I suspect that there are a number of program officers within the State Department who can sympathize. During the Bush Administration’s second term, then-Undersecretary of State for Political Affairs R. Nicholas Burns spurred a good-faith effort to expand educational and cultural exchanges with Iran. Artists, doctors, athletes and scientists from Iran crisscrossed America, sharing expertise and experience in subjects as diverse as earthquake science and engineering and AIDS treatment and education. Publicly, the programs often appeared to be blazingly successful in their stated goal of enhancing mutual understanding between Americans and Iranians. Behind the scenes, however, the story was often more complicated, thanks to Tehran’s paranoid conviction that these innocuous opportunities were the leading edge of a Washington-sponsored ‘soft revolution.’ A number of Iranians who participated in these exchanges found their passports seized or their professional advancement threatened; some feared returning home, and several were ultimately imprisoned after permitting their stories to be featured prominently in a major American newspaper.

I believe deeply in the mission and purpose of people-to-people exchanges. What little I understand about contemporary Iranian politics is grounded in the months I spent there over the course of 1998 and 1999, as well as the skills, contacts, and subsequent opportunities to visit Iran that I acquired as a direct result of that early immersion. Surely, the benefits for my fellow American participants— as well as the hundreds of Iranians who have been able to interact with their professional counterparts in the United States— have been at least as meaningful.

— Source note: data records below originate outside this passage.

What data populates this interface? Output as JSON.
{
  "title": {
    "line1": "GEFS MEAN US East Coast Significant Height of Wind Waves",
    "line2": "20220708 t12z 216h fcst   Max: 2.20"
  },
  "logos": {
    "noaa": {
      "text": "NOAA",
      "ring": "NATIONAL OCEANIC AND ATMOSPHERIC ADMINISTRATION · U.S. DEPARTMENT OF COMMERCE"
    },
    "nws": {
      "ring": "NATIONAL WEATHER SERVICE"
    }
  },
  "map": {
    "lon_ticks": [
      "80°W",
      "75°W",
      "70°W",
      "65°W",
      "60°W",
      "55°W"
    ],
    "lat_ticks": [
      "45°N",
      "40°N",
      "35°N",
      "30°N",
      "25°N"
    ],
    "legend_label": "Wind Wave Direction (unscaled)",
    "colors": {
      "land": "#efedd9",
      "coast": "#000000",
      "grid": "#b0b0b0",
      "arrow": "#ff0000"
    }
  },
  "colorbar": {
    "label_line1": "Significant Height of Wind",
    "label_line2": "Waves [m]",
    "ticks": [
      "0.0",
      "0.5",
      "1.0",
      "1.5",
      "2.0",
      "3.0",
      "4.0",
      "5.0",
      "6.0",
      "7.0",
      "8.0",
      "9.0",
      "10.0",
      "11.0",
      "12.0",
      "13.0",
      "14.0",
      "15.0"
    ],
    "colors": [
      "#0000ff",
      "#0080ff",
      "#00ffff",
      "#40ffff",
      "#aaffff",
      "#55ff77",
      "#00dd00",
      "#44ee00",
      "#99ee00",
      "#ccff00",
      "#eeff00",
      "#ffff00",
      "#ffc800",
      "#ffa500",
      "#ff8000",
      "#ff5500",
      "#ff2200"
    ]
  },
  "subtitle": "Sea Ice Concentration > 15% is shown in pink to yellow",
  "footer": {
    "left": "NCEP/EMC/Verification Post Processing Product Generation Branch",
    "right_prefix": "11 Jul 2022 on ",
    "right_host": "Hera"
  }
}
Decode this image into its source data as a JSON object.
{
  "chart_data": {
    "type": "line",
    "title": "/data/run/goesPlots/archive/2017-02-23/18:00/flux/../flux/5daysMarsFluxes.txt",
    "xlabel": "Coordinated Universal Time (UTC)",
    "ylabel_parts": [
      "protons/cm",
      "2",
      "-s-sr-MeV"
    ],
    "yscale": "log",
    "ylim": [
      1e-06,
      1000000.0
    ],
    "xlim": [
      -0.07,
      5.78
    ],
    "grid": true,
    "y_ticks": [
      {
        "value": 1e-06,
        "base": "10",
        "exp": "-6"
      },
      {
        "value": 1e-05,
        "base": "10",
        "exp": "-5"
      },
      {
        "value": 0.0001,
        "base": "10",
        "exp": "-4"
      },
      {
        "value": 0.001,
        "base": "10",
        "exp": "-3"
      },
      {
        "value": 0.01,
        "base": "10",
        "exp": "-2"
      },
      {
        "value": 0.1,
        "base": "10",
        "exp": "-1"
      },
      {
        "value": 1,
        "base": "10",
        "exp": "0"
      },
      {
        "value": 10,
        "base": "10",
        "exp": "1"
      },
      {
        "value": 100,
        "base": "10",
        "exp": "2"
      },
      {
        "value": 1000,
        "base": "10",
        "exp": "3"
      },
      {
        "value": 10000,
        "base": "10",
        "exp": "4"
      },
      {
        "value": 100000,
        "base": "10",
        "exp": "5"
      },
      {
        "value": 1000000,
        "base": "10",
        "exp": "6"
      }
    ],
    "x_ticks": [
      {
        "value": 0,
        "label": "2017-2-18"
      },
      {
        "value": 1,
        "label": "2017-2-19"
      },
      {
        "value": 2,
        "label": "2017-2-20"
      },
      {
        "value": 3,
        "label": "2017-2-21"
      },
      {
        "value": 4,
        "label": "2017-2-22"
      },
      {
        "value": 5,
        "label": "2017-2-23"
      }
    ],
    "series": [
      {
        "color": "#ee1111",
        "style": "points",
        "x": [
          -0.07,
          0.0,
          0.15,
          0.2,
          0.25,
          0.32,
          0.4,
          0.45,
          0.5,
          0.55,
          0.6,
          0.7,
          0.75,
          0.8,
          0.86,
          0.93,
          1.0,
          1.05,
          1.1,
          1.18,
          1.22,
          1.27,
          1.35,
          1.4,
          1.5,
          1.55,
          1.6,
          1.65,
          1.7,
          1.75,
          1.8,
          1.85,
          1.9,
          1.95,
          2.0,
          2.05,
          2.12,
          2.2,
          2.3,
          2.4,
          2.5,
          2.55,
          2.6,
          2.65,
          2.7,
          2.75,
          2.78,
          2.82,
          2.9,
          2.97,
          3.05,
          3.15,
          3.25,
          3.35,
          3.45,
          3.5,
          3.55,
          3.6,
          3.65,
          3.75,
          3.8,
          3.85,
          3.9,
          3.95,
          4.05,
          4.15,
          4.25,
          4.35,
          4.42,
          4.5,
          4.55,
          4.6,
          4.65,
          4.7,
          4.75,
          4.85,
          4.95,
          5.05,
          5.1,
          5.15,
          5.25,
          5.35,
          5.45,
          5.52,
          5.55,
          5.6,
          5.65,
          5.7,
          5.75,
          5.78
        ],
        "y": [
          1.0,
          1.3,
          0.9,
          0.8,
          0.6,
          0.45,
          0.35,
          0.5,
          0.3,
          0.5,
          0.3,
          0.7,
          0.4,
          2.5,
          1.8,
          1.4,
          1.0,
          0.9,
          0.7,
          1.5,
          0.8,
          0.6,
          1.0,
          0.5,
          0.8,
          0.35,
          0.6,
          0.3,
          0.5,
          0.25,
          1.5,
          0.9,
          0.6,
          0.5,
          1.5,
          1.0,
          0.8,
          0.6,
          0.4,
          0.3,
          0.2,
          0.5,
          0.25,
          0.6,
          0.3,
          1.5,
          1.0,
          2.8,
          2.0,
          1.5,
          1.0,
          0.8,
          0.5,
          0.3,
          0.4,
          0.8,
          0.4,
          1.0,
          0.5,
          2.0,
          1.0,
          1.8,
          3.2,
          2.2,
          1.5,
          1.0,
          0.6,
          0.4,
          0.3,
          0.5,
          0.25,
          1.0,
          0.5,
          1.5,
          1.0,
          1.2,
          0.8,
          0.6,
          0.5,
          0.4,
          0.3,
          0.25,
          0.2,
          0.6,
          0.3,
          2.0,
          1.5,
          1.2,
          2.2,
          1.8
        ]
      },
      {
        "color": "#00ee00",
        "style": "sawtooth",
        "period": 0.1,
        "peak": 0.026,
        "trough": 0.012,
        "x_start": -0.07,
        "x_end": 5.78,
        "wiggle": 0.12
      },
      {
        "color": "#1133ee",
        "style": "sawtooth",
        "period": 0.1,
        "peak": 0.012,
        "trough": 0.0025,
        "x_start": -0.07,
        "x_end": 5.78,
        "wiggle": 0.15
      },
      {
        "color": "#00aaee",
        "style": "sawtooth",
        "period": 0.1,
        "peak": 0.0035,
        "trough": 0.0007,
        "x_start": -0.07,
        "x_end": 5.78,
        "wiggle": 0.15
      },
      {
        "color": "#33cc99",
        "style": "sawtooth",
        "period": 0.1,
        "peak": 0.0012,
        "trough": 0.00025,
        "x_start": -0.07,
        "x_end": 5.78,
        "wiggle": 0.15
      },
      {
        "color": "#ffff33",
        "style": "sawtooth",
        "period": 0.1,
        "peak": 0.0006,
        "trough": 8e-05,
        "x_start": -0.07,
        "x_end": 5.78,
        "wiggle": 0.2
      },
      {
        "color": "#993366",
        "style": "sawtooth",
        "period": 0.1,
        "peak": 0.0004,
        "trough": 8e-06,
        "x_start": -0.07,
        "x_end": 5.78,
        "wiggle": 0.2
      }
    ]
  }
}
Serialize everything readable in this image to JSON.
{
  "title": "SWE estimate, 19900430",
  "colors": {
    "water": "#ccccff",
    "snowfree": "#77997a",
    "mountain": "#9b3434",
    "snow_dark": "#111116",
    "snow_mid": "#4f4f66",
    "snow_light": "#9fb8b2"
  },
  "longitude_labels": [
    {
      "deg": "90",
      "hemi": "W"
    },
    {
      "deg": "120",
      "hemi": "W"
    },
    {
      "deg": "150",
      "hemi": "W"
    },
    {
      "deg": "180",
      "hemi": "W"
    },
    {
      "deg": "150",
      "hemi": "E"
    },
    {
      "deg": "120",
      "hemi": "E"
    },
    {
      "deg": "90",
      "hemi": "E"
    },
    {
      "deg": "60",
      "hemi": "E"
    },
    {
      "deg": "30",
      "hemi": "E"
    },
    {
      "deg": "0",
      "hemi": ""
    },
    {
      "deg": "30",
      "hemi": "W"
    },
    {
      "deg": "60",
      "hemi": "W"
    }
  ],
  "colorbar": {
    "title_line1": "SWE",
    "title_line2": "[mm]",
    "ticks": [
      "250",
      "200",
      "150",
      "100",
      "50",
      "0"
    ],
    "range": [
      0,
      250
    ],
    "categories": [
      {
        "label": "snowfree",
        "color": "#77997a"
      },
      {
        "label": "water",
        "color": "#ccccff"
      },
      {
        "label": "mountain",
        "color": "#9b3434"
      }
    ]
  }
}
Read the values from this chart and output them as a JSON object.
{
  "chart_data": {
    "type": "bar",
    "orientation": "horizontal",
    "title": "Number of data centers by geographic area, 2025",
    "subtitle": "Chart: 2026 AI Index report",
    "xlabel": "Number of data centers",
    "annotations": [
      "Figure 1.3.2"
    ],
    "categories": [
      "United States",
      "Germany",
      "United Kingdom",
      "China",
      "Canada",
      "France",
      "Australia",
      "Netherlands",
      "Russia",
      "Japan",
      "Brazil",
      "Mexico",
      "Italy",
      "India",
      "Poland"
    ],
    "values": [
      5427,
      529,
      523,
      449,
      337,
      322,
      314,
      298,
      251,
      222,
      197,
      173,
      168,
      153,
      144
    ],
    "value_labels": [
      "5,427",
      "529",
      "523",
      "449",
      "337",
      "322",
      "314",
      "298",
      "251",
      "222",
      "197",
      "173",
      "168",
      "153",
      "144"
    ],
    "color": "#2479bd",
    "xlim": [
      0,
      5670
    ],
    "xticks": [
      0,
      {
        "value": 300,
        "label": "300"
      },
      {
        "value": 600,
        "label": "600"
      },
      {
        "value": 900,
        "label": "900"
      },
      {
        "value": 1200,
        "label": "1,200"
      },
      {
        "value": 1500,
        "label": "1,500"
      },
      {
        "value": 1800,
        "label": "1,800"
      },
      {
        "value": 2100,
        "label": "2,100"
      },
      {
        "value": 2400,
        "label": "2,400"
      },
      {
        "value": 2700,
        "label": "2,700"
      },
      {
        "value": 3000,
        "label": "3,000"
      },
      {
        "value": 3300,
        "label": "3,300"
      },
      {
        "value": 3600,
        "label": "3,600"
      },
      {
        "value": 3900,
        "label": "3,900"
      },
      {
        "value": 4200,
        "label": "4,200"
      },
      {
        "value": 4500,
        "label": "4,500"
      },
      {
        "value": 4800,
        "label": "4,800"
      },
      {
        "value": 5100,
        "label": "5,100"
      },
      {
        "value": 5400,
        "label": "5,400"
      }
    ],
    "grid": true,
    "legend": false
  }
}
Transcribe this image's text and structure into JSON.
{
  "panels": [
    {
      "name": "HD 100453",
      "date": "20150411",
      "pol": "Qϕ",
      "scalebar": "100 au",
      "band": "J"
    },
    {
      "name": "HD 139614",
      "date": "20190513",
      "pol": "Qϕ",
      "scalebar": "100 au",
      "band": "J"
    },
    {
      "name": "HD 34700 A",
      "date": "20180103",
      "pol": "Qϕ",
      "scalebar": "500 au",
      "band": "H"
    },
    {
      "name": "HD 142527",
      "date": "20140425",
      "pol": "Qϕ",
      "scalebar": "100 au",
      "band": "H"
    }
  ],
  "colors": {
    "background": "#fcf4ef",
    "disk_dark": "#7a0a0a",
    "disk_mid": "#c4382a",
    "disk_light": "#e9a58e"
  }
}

Still, people-to-people diplomacy is no substitute for official diplomacy, and it frequently offers as much complication as illumination. Back in 1999, my fretful Iranian minder won an early reprieve when our exchange program was unexpectedly curtailed upon the order of the State Department. A call from the Swiss ambassador, whose embassy serves as the protecting power of Americans in the absence of official relations, initiated a flurry of bureaucratic maneuvers to hasten our departure, and a few days later we were gone. I subsequently heard a range of rumors explaining the episode, including one focused around the efforts of the Clinton administration to establish back-channel cooperation with then-President Mohammad Khatami on counterterrorism efforts. Whatever the truth, nothing ever came of that initiative, and fourteen years later, the wrestlers’ unfortunately early exit underscores the steep obstacles that remain in bridging the American-Iranian divide.